We do not deem it necessary to review the numerous authorities cited by the appellants. We do not regard any of them as applicable to the case before us. For this case is not one in which we are called upon to determine whether a strict or liberal construction is to be applied in the interpretation of a bond. The simple question is, whether the bond in controversy contains certain words, the sufficiency of which is.not contested if they are found in .the bond. We hold that they are found in the bond, because they are found in the contract which accompanies the bond, and which is made an integral part of it.

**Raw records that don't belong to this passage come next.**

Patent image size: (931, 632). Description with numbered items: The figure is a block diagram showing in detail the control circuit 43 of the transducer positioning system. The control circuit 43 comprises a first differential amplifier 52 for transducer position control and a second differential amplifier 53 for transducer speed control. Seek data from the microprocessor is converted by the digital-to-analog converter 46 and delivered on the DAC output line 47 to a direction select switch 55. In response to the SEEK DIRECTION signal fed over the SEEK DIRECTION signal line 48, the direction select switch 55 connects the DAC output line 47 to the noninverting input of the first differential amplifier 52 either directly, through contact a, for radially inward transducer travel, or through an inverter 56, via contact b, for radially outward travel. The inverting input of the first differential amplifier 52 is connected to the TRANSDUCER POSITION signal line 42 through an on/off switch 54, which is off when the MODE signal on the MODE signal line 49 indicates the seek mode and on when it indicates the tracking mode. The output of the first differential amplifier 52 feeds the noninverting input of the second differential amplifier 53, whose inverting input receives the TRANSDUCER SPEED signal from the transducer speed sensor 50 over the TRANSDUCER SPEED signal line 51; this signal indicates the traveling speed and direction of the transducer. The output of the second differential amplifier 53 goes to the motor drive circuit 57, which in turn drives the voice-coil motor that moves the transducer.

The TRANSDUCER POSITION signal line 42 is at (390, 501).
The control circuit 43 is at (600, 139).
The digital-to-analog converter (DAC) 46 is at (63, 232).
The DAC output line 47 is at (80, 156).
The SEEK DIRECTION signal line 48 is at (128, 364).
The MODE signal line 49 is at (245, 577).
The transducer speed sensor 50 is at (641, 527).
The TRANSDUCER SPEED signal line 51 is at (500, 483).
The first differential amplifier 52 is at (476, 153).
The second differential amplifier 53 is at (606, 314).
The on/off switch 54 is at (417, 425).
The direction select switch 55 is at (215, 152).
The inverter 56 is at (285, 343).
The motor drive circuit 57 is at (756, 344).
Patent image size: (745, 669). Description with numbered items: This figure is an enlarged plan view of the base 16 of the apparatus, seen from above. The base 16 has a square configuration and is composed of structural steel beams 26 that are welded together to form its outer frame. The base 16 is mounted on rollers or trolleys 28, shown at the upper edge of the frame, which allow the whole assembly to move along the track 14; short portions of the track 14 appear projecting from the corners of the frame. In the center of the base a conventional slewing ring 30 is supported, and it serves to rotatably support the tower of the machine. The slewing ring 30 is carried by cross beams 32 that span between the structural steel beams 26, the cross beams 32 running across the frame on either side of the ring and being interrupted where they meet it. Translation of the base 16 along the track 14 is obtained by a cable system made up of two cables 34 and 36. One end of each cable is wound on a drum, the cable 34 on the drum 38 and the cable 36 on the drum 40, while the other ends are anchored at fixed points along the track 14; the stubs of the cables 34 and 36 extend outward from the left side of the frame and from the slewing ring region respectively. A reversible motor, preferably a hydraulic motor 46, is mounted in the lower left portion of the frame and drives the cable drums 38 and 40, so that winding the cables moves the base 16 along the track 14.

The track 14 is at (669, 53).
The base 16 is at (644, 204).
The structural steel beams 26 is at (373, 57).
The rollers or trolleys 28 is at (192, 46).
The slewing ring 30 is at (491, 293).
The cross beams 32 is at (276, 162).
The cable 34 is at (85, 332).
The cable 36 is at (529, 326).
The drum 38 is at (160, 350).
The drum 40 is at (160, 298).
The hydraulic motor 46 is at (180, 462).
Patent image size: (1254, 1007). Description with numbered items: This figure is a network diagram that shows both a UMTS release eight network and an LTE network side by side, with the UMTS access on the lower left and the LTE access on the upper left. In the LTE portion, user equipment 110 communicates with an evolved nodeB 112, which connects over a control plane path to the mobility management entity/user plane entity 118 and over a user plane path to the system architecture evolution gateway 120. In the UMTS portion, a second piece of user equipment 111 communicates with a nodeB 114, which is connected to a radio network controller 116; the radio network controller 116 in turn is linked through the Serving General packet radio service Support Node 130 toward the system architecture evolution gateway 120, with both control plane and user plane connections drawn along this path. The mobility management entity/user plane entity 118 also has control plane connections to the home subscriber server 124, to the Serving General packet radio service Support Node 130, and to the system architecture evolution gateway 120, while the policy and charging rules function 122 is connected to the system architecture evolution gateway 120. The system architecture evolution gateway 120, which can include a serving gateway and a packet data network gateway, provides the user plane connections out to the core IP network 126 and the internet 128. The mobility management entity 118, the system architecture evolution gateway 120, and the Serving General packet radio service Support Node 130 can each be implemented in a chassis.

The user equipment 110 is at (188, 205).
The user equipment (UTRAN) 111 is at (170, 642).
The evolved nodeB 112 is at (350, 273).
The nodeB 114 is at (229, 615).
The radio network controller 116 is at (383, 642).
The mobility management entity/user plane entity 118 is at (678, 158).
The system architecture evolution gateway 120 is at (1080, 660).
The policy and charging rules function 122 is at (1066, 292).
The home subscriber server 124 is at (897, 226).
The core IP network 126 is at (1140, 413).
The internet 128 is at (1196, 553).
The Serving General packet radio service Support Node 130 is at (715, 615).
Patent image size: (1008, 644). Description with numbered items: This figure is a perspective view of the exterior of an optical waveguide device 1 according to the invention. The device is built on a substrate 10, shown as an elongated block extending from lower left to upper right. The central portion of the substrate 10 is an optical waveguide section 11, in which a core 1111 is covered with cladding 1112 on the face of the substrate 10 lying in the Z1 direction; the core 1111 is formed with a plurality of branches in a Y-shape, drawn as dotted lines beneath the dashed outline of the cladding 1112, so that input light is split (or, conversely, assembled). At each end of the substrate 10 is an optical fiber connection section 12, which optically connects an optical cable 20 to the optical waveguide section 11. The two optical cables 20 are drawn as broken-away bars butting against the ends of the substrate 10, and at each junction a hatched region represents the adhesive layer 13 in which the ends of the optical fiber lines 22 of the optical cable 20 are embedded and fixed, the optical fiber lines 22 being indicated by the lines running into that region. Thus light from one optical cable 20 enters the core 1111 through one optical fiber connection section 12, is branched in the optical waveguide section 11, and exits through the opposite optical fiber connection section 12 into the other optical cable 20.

The utmost that can reasonably be said, if that much, is that they are written in the wrong place. But that they are written in the instrument clearly and distinctly, and without possibility of being mistaken or misunderstood, we have no doubt.
From what we have said it follows in our opinion that the order appealed from was right and proper, and should be affirmed, with costs. The cause will be remanded to the Supreme Court of the District of Columbia for further proceedings therein according to law. And it is so ordered.